Aspen me fait aussi remarquer que la grande antenne de la Radio Zinzine perchée en haut de la colline permet d’entretenir une excellente interface avec l’extérieur. Cette radio libre, créée au moment de la libération des ondes en 1981, les amène à se nourrir de ce qu’il se passe à l’extérieur. J’ai pu ressentir cela directement avec les nombreux journaux étalés sur les tables des espaces communs et avec les invités de la radio que j’ai aperçus au dîner le soir. Aussi, cela leur permet de partager leurs questionnements et leur vision du monde enrichis par cette expérience de vie hors normes.

Alex me dit : « Le développement d’un projet en tant que tel ne suffit pas à faire sens. Il faut se positionner dans le temps et dans l’espace. C’est aussi en relation avec ce qu’il se passe dans le monde que l’on se positionne

Une économie qui ne repose pas sur la production

Il convient de préciser la situation économique de Longo Maï qui est unique en son genre. Alors qu’une partie des revenus de l’association provient de la vente de leur production (de vêtements en laine, de conserves…), une autre partie est collectée auprès de donateurs notamment grâce au fait que Longo Maï est d’utilité publique en Suisse. Les dons sont recueillis au sein de la fondation Pro Longo Maï, qui est propriétaire des terrains des coopératives.
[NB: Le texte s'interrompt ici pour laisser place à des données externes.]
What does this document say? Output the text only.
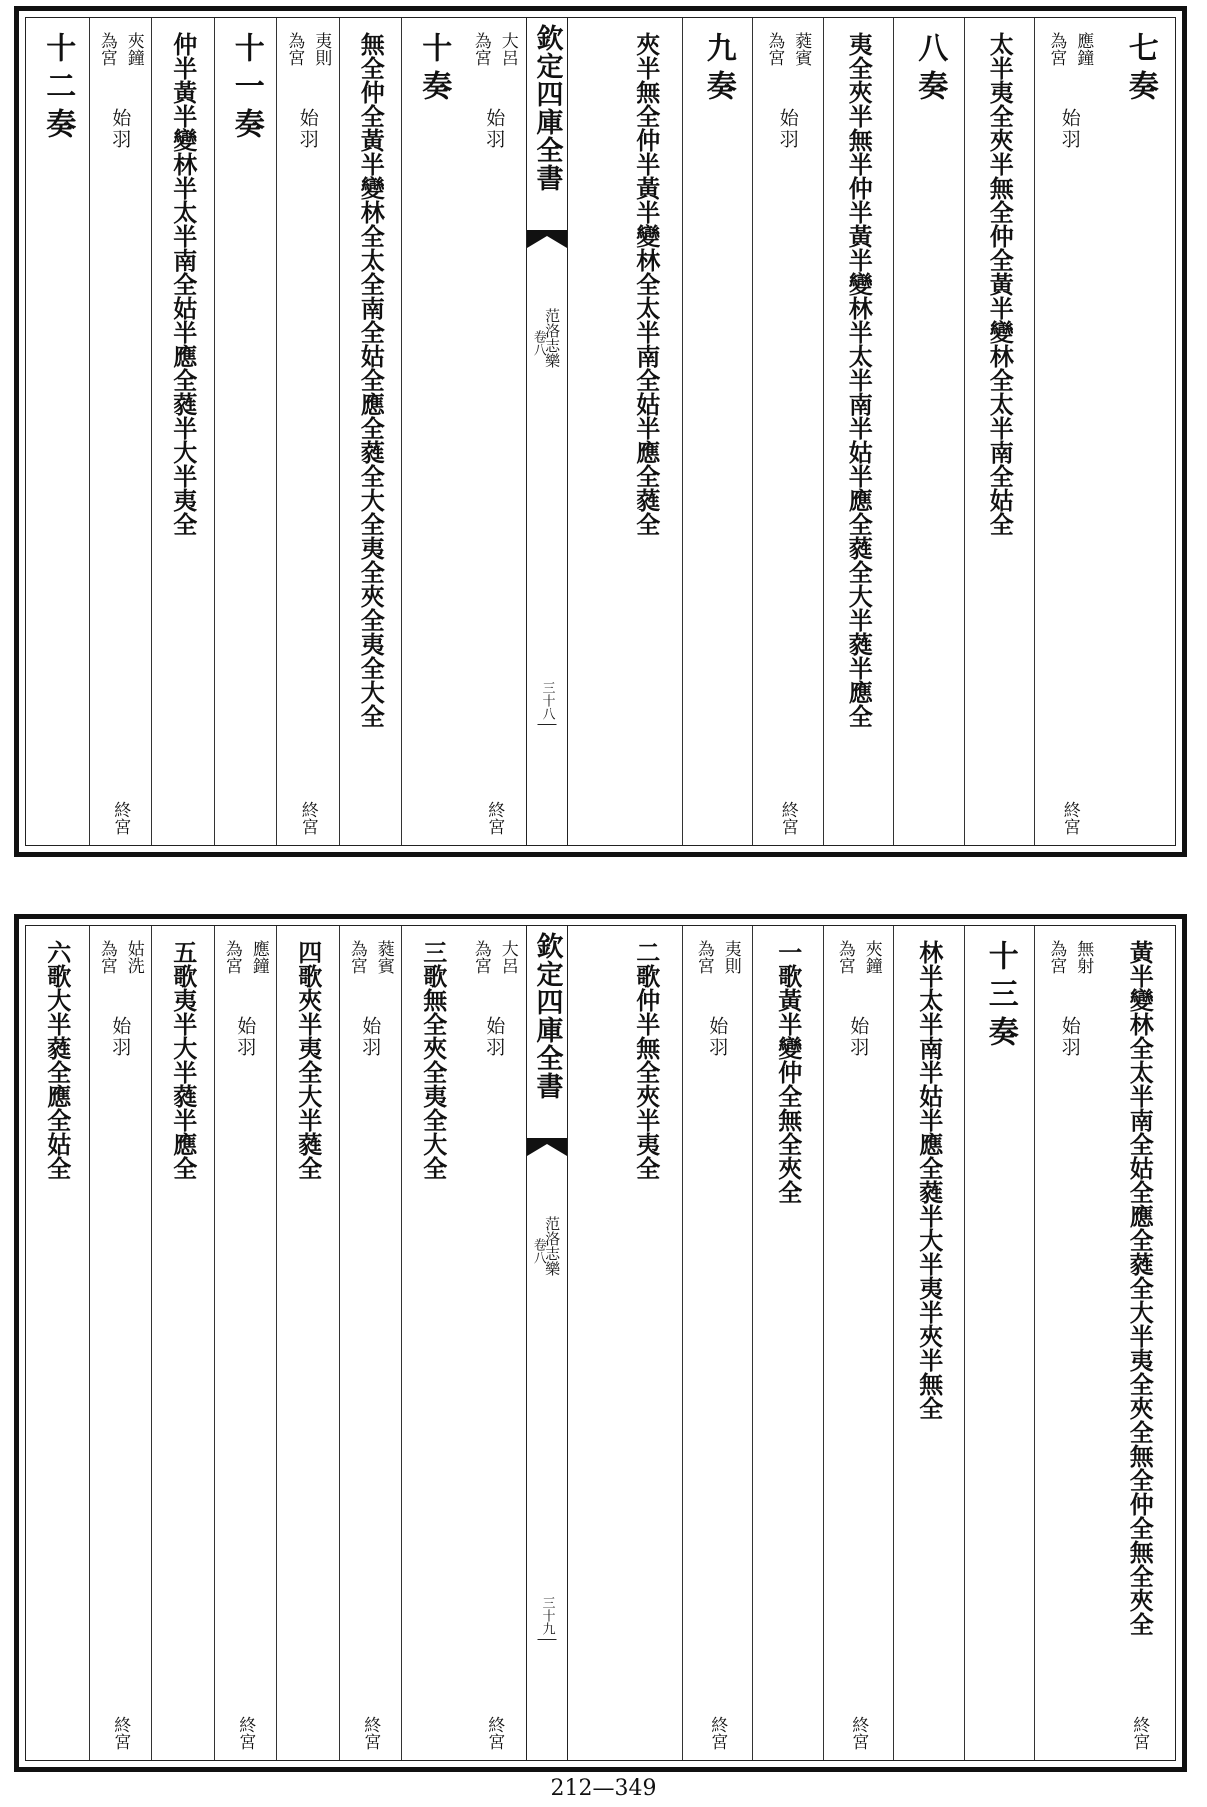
七奏
應鐘
為宮
始羽
終宮
太半夷全夾半無全仲全黃半變林全太半南全姑全
八奏
夷全夾半無半仲半黃半變林半太半南半姑半應全蕤全大半蕤半應全
蕤賓
為宮
始羽
終宮
九奏
夾半無全仲半黃半變林全太半南全姑半應全蕤全
欽定四庫全書
范洛志樂
卷八
三十八
大呂
為宮
始羽
終宮
十奏
無全仲全黃半變林全太全南全姑全應全蕤全大全夷全夾全夷全大全
夷則
為宮
始羽
終宮
十一奏
仲半黃半變林半太半南全姑半應全蕤半大半夷全
夾鐘
為宮
始羽
終宮
十二奏
黃半變林全太半南全姑全應全蕤全大半夷全夾全無全仲全無全夾全
終宮
無射
為宮
始羽
十三奏
林半太半南半姑半應全蕤半大半夷半夾半無全
夾鐘
為宮
始羽
終宮
一歌黃半變仲全無全夾全
夷則
為宮
始羽
終宮
二歌仲半無全夾半夷全
欽定四庫全書
范洛志樂
卷八
三十九
大呂
為宮
始羽
終宮
三歌無全夾全夷全大全
蕤賓
為宮
始羽
終宮
四歌夾半夷全大半蕤全
應鐘
為宮
始羽
終宮
五歌夷半大半蕤半應全
姑洗
為宮
始羽
終宮
六歌大半蕤全應全姑全
212—349
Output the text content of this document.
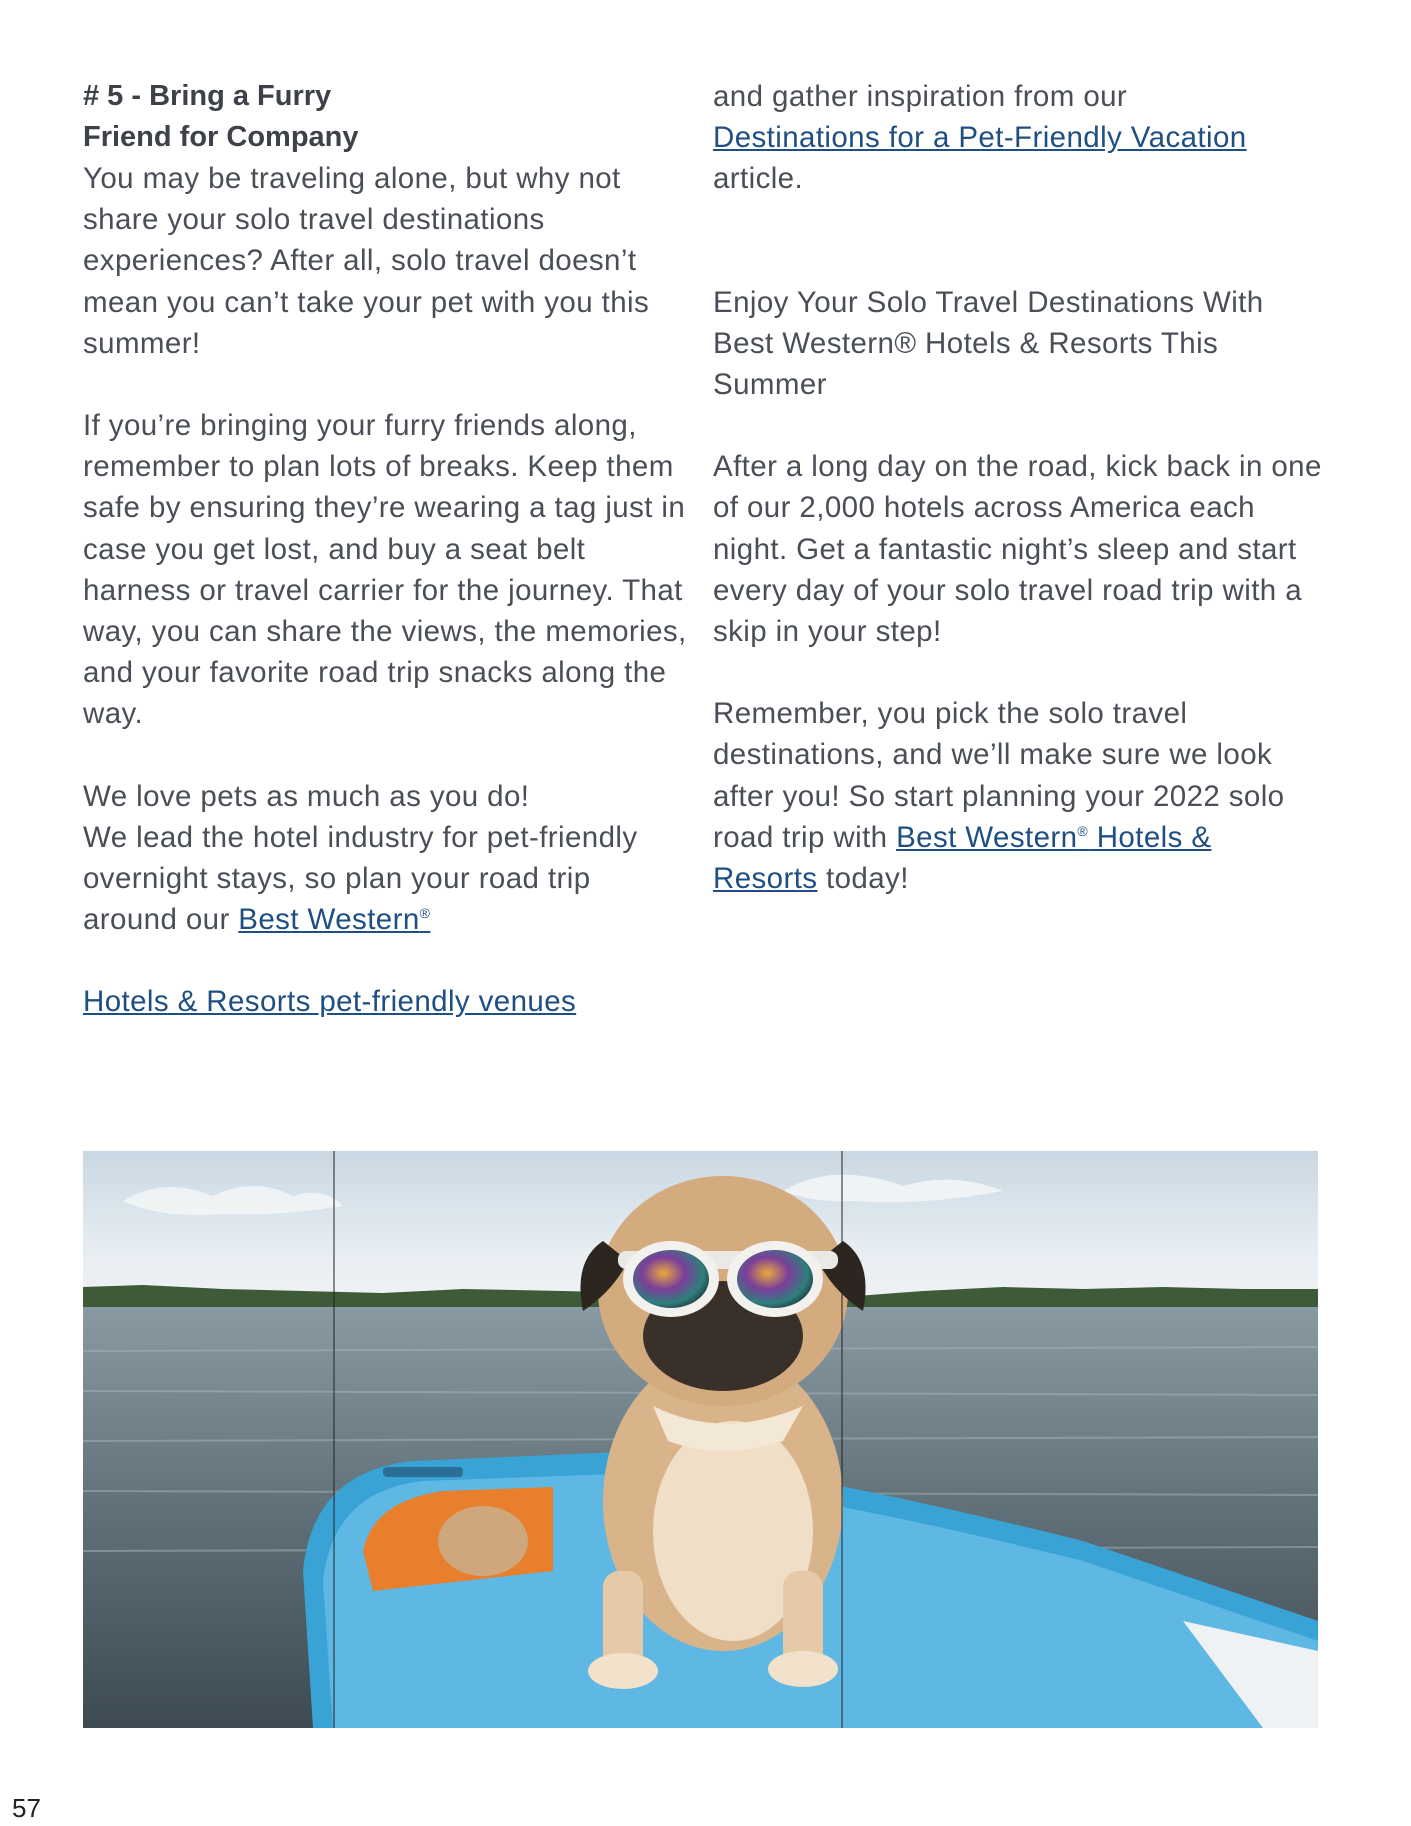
# 5 - Bring a Furry
Friend for Company

You may be traveling alone, but why not share your solo travel destinations experiences? After all, solo travel doesn’t mean you can’t take your pet with you this summer!

If you’re bringing your furry friends along, remember to plan lots of breaks. Keep them safe by ensuring they’re wearing a tag just in case you get lost, and buy a seat belt harness or travel carrier for the journey. That way, you can share the views, the memories, and your favorite road trip snacks along the way.

We love pets as much as you do!
We lead the hotel industry for pet-friendly overnight stays, so plan your road trip around our Best Western®

Hotels & Resorts pet-friendly venues

and gather inspiration from our
Destinations for a Pet-Friendly Vacation article.

Enjoy Your Solo Travel Destinations With Best Western® Hotels & Resorts This Summer

After a long day on the road, kick back in one of our 2,000 hotels across America each night. Get a fantastic night’s sleep and start every day of your solo travel road trip with a skip in your step!

Remember, you pick the solo travel destinations, and we’ll make sure we look after you! So start planning your 2022 solo road trip with Best Western® Hotels & Resorts today!

57
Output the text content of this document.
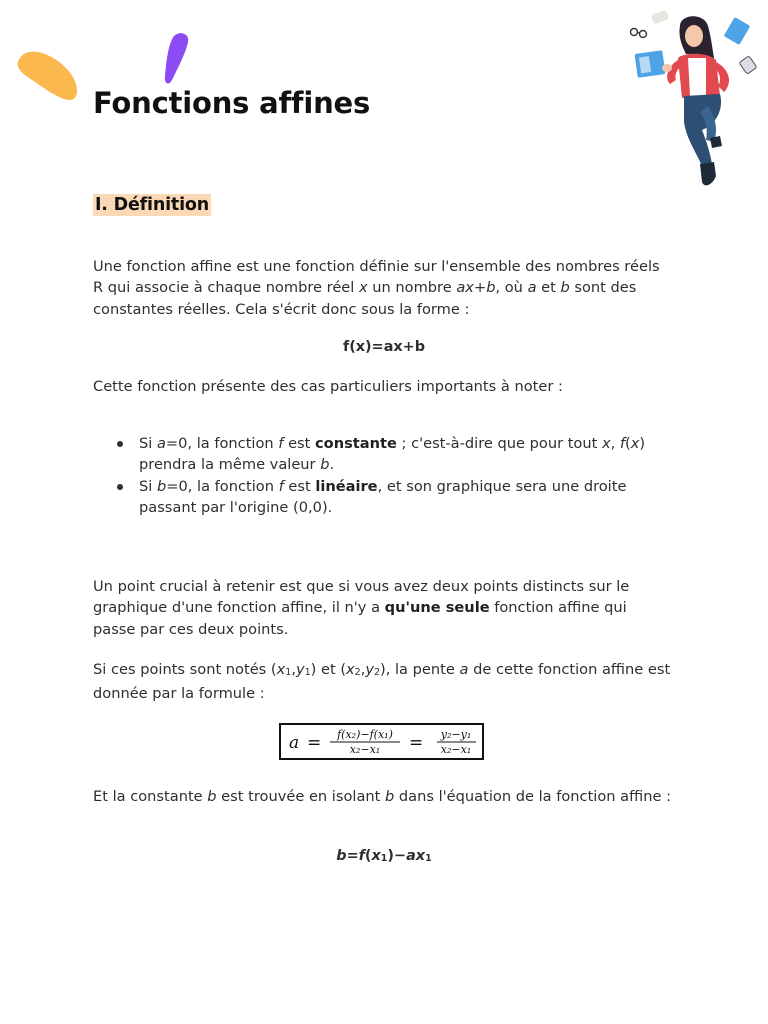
Fonctions affines
I. Définition

Une fonction affine est une fonction définie sur l'ensemble des nombres réels R qui associe à chaque nombre réel x un nombre ax+b, où a et b sont des constantes réelles. Cela s'écrit donc sous la forme :

f(x)=ax+b

Cette fonction présente des cas particuliers importants à noter :

Si a=0, la fonction f est constante ; c'est-à-dire que pour tout x, f(x) prendra la même valeur b.
Si b=0, la fonction f est linéaire, et son graphique sera une droite passant par l'origine (0,0).

Un point crucial à retenir est que si vous avez deux points distincts sur le graphique d'une fonction affine, il n'y a qu'une seule fonction affine qui passe par ces deux points.

Si ces points sont notés $(x_1,y_1)$ et $(x_2,y_2)$, la pente a de cette fonction affine est donnée par la formule :

a = f(x₂)−f(x₁)
x₂−x₁ = y₂−y₁
x₂−x₁

Et la constante b est trouvée en isolant b dans l'équation de la fonction affine :

$b=f(x_1)-ax_1$
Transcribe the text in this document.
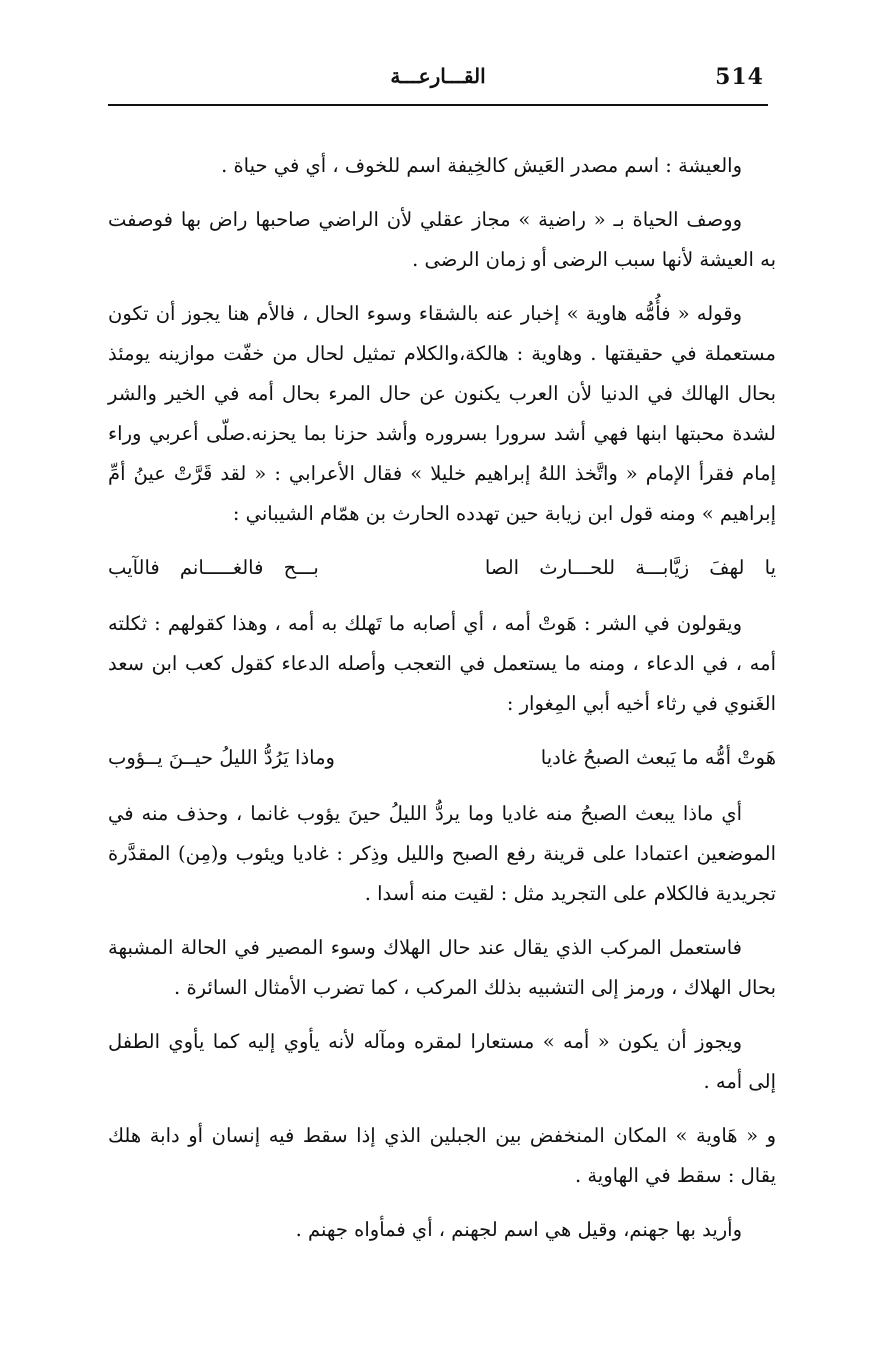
514
القـــارعـــة

والعيشة : اسم مصدر العَيش كالخِيفة اسم للخوف ، أي في حياة .

ووصف الحياة بـ « راضية » مجاز عقلي لأن الراضي صاحبها راض بها فوصفت به العيشة لأنها سبب الرضى أو زمان الرضى .

وقوله « فأُمُّه هاوية » إخبار عنه بالشقاء وسوء الحال ، فالأم هنا يجوز أن تكون مستعملة في حقيقتها . وهاوية : هالكة،والكلام تمثيل لحال من خفّت موازينه يومئذ بحال الهالك في الدنيا لأن العرب يكنون عن حال المرء بحال أمه في الخير والشر لشدة محبتها ابنها فهي أشد سرورا بسروره وأشد حزنا بما يحزنه.صلّى أعربي وراء إمام فقرأ الإمام « واتَّخذ اللهُ إبراهيم خليلا » فقال الأعرابي : « لقد قَرَّتْ عينُ أمِّ إبراهيم » ومنه قول ابن زيابة حين تهدده الحارث بن همّام الشيباني :

يا لهفَ زيَّابـــة للحـــارث الصا
بـــح فالغـــــانم فالآيب

ويقولون في الشر : هَوتْ أمه ، أي أصابه ما تَهلك به أمه ، وهذا كقولهم : ثكلته أمه ، في الدعاء ، ومنه ما يستعمل في التعجب وأصله الدعاء كقول كعب ابن سعد الغَنوي في رثاء أخيه أبي المِغوار :

هَوتْ أمُّه ما يَبعث الصبحُ غاديا
وماذا يَرُدُّ الليلُ حيــنَ يــؤوب

أي ماذا يبعث الصبحُ منه غاديا وما يردُّ الليلُ حينَ يؤوب غانما ، وحذف منه في الموضعين اعتمادا على قرينة رفع الصبح والليل وذِكر : غاديا ويئوب و(مِن) المقدَّرة تجريدية فالكلام على التجريد مثل : لقيت منه أسدا .

فاستعمل المركب الذي يقال عند حال الهلاك وسوء المصير في الحالة المشبهة بحال الهلاك ، ورمز إلى التشبيه بذلك المركب ، كما تضرب الأمثال السائرة .

ويجوز أن يكون « أمه » مستعارا لمقره ومآله لأنه يأوي إليه كما يأوي الطفل إلى أمه .

و « هَاوية » المكان المنخفض بين الجبلين الذي إذا سقط فيه إنسان أو دابة هلك يقال : سقط في الهاوية .

وأريد بها جهنم، وقيل هي اسم لجهنم ، أي فمأواه جهنم .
Tyne me raconte l’important travail avec les juristes pour sortir des propriétés individuelles et trouver une forme juridique qui soit « inaliénable ». Grâce à cela entre autres, les personnes qui s’installent à la coopérative de Grange Neuve n’ont pas d’argent à investir. Les habitantes et habitants n’ont pas de salaire versé par la coopérative ou de travail à côté, chaque personne reçoit 70€ d’argent de poche mensuel et a accès à tout ce qui est mis en commun. S’il y a des besoins ponctuels plus importants, une demande de budget doit être explicitée à la coopérative, qui est la plupart du temps acceptée.

Une forte dépendance à la communauté ?

Ce fonctionnement permet de sortir de la logique de salariat et se passe donc de certaines aides sociales associées. Tous les avantages qu’offre le mode de vie collectif à Grange Neuve permettent de pallier cela, mais qu’en est-il si une personne décide de quitter la communauté ? Cela est arrivé plusieurs fois et dans la mesure du possible, Longo Maï accompagne cette personne dans son changement de mode de vie, mais comme le dit Tyne « Ce n’est pas un droit, ce n’est pas dans les statuts ».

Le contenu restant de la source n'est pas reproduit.